Néanmoins, les obstacles n’ont pas manqué tout au long de son combat. Même une fois la décision rendue, la question du protocole pour sa mise en œuvre restait en suspens. L’un des juges de la Cour suprême a ainsi tenté de conditionner l’accès à l’euthanasie à l’intervention de l’Eglise. Il exigeait un droit de visite périodique de représentants d’organisations religieuses à Ana Estrada, avant sa mort. Une ultime façon de « tenter de la persuader d’y renoncer », s’est indignée son avocate. Un prérequis finalement écarté.
Si la décision de la Cour suprême ne change pas la loi, et ne s’applique que pour le cas d’Ana Estrada, ses avocats estiment que c’est une victoire pour le pays, « ouvrant la voie » à d’autres personnes qui voudraient y avoir recours. Elles auront désormais un précédent sur lequel s’appuyer.
Euthanasie dépénalisée en Colombie depuis 1997
Cela fait du Pérou le second pays d’Amérique latine, après la Colombie, à reconnaître le droit à l’euthanasie. Dans le pays voisin, elle est dépénalisée depuis 1997 et autorisée sous conditions par une réglementation ministérielle de 2015 (sans toutefois faire l’objet d’une loi spécifique). Aussi, la Cour constitutionnelle colombienne a autorisé, en mai 2022, le suicide assisté par médicaments pour les patients souffrant d’une maladie rare ou incurable.

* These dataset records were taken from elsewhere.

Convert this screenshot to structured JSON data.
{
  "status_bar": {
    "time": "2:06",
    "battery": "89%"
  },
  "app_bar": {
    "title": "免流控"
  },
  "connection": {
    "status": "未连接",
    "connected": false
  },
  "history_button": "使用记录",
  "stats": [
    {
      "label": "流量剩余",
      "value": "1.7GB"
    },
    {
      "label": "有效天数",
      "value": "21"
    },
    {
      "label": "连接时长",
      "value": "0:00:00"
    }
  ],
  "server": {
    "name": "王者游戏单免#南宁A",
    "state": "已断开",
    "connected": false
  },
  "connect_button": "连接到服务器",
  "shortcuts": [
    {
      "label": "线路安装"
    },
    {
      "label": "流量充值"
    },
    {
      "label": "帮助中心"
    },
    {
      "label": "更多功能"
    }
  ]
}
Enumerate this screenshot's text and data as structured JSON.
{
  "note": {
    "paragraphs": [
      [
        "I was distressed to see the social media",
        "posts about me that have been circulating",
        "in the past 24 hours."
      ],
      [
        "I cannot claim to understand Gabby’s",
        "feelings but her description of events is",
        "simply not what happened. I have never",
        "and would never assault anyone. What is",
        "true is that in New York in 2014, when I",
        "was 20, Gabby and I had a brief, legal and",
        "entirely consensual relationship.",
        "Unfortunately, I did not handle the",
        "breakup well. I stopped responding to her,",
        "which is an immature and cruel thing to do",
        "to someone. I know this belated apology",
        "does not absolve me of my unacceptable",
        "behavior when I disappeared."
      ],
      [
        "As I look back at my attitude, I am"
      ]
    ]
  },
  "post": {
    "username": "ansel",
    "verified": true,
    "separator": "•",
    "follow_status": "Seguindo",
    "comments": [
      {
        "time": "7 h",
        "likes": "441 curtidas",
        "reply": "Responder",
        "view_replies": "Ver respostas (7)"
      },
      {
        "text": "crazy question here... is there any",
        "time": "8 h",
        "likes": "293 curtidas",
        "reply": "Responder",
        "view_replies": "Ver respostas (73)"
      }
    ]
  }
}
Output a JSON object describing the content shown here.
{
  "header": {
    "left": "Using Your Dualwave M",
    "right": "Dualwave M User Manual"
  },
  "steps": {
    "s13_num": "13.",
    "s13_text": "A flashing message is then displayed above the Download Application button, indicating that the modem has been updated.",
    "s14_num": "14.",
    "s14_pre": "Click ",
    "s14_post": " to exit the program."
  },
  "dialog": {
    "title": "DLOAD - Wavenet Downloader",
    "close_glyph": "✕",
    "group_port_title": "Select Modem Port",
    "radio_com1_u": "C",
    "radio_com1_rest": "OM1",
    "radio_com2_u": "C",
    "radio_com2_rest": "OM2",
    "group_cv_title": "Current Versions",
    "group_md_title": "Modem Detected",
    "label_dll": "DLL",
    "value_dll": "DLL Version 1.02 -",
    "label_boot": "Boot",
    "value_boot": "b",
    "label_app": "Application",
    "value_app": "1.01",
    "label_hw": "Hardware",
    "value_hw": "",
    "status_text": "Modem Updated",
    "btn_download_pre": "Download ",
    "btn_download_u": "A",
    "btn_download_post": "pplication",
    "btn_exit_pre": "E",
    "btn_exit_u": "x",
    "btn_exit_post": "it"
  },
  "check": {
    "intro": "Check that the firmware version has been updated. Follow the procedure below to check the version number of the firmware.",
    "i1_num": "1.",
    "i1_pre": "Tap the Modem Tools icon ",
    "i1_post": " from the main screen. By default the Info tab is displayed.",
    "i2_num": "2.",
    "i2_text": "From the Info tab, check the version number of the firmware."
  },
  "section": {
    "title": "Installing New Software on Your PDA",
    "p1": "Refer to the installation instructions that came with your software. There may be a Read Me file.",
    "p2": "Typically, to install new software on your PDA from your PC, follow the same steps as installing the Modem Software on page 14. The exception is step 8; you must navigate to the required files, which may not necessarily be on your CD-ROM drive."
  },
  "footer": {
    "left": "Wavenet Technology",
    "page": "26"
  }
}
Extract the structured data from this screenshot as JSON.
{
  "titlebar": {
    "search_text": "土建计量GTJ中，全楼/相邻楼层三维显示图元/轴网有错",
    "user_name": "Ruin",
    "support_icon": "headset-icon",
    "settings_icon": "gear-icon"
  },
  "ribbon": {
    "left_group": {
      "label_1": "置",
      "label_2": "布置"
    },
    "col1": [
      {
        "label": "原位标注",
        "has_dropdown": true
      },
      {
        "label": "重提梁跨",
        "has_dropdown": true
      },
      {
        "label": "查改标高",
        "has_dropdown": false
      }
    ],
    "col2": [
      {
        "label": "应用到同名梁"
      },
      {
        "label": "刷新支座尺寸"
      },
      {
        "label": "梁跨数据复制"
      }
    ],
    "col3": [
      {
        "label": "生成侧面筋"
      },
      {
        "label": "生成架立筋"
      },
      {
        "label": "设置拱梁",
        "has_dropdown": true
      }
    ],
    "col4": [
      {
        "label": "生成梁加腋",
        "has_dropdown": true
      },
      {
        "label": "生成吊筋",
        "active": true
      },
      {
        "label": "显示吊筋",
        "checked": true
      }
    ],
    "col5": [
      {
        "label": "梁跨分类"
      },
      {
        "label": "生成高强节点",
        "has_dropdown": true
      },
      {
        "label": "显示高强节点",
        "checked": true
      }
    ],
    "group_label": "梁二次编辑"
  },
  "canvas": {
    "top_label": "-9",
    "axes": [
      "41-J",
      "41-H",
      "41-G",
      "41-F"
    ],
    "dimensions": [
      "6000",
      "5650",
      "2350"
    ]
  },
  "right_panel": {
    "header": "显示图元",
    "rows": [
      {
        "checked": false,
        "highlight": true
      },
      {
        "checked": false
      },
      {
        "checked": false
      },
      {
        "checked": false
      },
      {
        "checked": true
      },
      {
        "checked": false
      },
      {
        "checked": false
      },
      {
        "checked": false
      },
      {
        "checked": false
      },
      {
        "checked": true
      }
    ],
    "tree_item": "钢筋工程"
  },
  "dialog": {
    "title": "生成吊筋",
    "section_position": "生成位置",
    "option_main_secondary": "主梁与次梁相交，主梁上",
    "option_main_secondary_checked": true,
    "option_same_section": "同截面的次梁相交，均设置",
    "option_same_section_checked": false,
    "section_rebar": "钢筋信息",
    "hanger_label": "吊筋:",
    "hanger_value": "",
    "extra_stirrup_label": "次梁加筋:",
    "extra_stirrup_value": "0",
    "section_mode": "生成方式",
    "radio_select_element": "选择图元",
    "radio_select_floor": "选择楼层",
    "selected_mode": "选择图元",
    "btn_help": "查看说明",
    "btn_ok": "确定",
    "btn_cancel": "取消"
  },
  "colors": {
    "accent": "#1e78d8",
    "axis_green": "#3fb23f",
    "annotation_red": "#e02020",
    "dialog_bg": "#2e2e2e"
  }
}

Au Pérou, il est peu probable non plus que le Parlement ouvre un débat sur ce thème et légifère. Dominé par des conservateurs, que ce soit des députés de droite ou de gauche, il bloque au contraire toutes tentatives de réformes sociétales, notamment sur les droits des femmes et l’éducation liée aux enjeux de genre. « Mais quand la politique ne s’empare pas de ces thèmes, cela finit par être la justice, les tribunaux, qui comblent ce vide », se réjouit Josefina Miro Quesada.